The saga of an American boatbuilder - Points East Magazine

The saga of an American boatbuilder

June 2024

“Born to Build: Cape Dory . . . A Standard of Value”

by Andrew C. Vavolotis and James L. Nelson. ACV Boatworks, LLC, Publisher. 217 pps. $44.95.

Review by Bob Muggleston

Sailors in New England are well familiar with the many Cape Dory offerings that still, some 30 years after the company’s demise, inhabit our harbors. Many of them are designer Carl Alberg’s take on the classic Swedish Folkboat that feature long, graceful overhangs, low sheerlines, narrow beam and sweeping full keels. These boats were pretty then and even prettier now in this era of function over form, and remain eminently seaworthy. Vlogger Sam Holmes of YouTube fame is currently crossing oceans on a modified CD 28, and other less-famous sailors are making similar journeys on even smaller Cape Dory-built boats.

While well aware of Alberg’s association with Cape Dory, as well as his relationship with Pearson and Bristol, I never knew anything about Andrew Vavolotis, the founder of Cape Dory. In some ways he’s a more fascinating character than Alberg himself, who, despite being a personal hero of mine, was more or less scaling up or down the same wonderful hull shape and essentially had no skin in the game once a design left his desk. Vavolotis started Cape Dory in 1963 in Bridgewater, Mass., where he built 10-foot dinghies in a garage. By 1984, at his 142,000-square-foot factory in East Taunton, Mass., he employed 325 highly skilled workers, had founded Spartan Marine to churn out hardware for the hundreds of boats he was building, and had purchased Robinhood Marine, in Maine, as a place to test a commercial line of boats. For all intents and purposes, it looked like Cape Dory Yachts was an unstoppable machine.

Those of us actively sailing at the time experienced first-hand what would happen: The sailboat market fell off a cliff in 1985. In an effort to stay alive, Vavolitis significantly scaled back his sailboat-building operation to focus on trawlers. Cape Dory made some wonderful trawlers in the next few years, but in 1990 the luxury tax, which added 10% to the cost of recreational boats costing above $100,000, essentially drove a stake through the company’s heart. A sad ending to a wonderful company that had already survived two oil shortages, but a story familiar to many other boatbuilders at the time.

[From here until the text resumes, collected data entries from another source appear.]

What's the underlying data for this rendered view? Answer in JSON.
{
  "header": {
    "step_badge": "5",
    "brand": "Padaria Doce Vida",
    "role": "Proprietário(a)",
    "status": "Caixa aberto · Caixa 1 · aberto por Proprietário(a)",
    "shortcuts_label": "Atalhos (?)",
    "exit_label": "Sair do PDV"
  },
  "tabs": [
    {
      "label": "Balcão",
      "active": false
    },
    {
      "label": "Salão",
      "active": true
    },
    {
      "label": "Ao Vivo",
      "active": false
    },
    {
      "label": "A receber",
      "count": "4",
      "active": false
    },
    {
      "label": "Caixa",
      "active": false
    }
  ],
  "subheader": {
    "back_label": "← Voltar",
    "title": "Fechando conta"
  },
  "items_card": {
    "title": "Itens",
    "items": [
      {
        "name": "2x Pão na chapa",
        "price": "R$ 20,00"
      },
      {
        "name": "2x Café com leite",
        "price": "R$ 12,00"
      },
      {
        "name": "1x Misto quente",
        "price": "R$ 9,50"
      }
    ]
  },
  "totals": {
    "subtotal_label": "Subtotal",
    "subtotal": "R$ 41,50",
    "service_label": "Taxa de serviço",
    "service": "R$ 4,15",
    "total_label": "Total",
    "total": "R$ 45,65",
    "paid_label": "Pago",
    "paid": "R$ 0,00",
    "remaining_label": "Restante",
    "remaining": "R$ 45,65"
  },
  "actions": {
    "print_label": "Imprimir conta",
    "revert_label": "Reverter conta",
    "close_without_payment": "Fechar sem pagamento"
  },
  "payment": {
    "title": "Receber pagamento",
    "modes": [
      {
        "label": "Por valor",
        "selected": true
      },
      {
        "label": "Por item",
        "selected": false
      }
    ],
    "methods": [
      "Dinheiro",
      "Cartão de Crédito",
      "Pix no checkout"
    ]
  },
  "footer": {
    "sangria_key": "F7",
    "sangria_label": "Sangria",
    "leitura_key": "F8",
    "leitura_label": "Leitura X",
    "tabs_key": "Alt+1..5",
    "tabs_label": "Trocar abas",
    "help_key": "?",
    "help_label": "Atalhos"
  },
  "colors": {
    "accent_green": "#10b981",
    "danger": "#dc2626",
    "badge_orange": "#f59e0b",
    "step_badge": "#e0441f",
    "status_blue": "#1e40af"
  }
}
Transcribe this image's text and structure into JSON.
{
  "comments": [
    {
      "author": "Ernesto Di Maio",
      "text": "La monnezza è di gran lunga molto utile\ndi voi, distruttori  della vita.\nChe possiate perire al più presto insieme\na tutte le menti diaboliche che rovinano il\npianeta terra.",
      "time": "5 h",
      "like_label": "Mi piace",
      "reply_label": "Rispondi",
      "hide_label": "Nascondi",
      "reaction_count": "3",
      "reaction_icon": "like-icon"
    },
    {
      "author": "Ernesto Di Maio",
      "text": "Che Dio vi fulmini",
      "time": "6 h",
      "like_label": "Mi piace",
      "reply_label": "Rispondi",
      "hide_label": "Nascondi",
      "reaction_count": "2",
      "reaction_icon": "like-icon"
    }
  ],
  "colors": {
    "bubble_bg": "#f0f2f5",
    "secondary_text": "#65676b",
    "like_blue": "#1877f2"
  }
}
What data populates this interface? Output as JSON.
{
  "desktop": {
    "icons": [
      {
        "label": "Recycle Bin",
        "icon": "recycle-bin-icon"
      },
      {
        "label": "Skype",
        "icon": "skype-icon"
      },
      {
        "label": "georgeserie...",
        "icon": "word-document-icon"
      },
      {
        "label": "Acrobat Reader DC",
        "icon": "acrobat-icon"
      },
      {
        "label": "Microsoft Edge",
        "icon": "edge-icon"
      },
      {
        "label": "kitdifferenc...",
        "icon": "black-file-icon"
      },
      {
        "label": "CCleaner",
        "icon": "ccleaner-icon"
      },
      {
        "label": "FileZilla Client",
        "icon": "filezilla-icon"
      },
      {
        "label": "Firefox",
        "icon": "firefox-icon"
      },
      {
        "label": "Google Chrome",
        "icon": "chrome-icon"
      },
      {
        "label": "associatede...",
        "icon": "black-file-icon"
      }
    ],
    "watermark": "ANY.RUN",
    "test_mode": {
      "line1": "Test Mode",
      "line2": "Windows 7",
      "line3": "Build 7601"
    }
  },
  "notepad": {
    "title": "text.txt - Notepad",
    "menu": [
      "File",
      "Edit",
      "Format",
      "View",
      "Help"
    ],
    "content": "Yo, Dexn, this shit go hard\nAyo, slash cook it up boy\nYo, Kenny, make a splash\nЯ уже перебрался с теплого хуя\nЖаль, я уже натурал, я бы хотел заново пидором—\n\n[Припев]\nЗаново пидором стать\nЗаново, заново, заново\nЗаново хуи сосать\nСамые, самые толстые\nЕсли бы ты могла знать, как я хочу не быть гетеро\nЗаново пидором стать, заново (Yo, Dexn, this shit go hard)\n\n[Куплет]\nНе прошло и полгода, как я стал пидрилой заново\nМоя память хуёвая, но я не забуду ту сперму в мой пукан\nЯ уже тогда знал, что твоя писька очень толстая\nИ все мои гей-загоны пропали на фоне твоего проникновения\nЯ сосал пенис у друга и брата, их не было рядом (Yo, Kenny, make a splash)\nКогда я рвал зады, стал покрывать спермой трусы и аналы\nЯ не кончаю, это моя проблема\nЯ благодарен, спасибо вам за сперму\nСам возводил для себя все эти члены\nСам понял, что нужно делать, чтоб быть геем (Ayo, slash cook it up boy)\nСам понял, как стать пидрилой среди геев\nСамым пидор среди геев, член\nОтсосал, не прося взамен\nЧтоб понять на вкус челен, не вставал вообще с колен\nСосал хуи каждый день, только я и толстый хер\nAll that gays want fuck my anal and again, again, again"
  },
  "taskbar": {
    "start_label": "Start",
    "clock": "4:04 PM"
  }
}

What a treasure this book is for fans of boats built during the golden age of American fiberglass sailboat-building. “Born to Build” is written with Vavolitis as the narrator, and is loaded with supporting photos, designs and anecdotes from various staff members. Do you have a favorite Cape Dory sailboat or powerboat? The idea of that boat, its design, and the specifics of its build is faithfully recorded in “Born to Build.” And Vavolotis need not fret: The legacy of his company will continue as long as fiberglass-built boats remain viable, which might be just short of forever.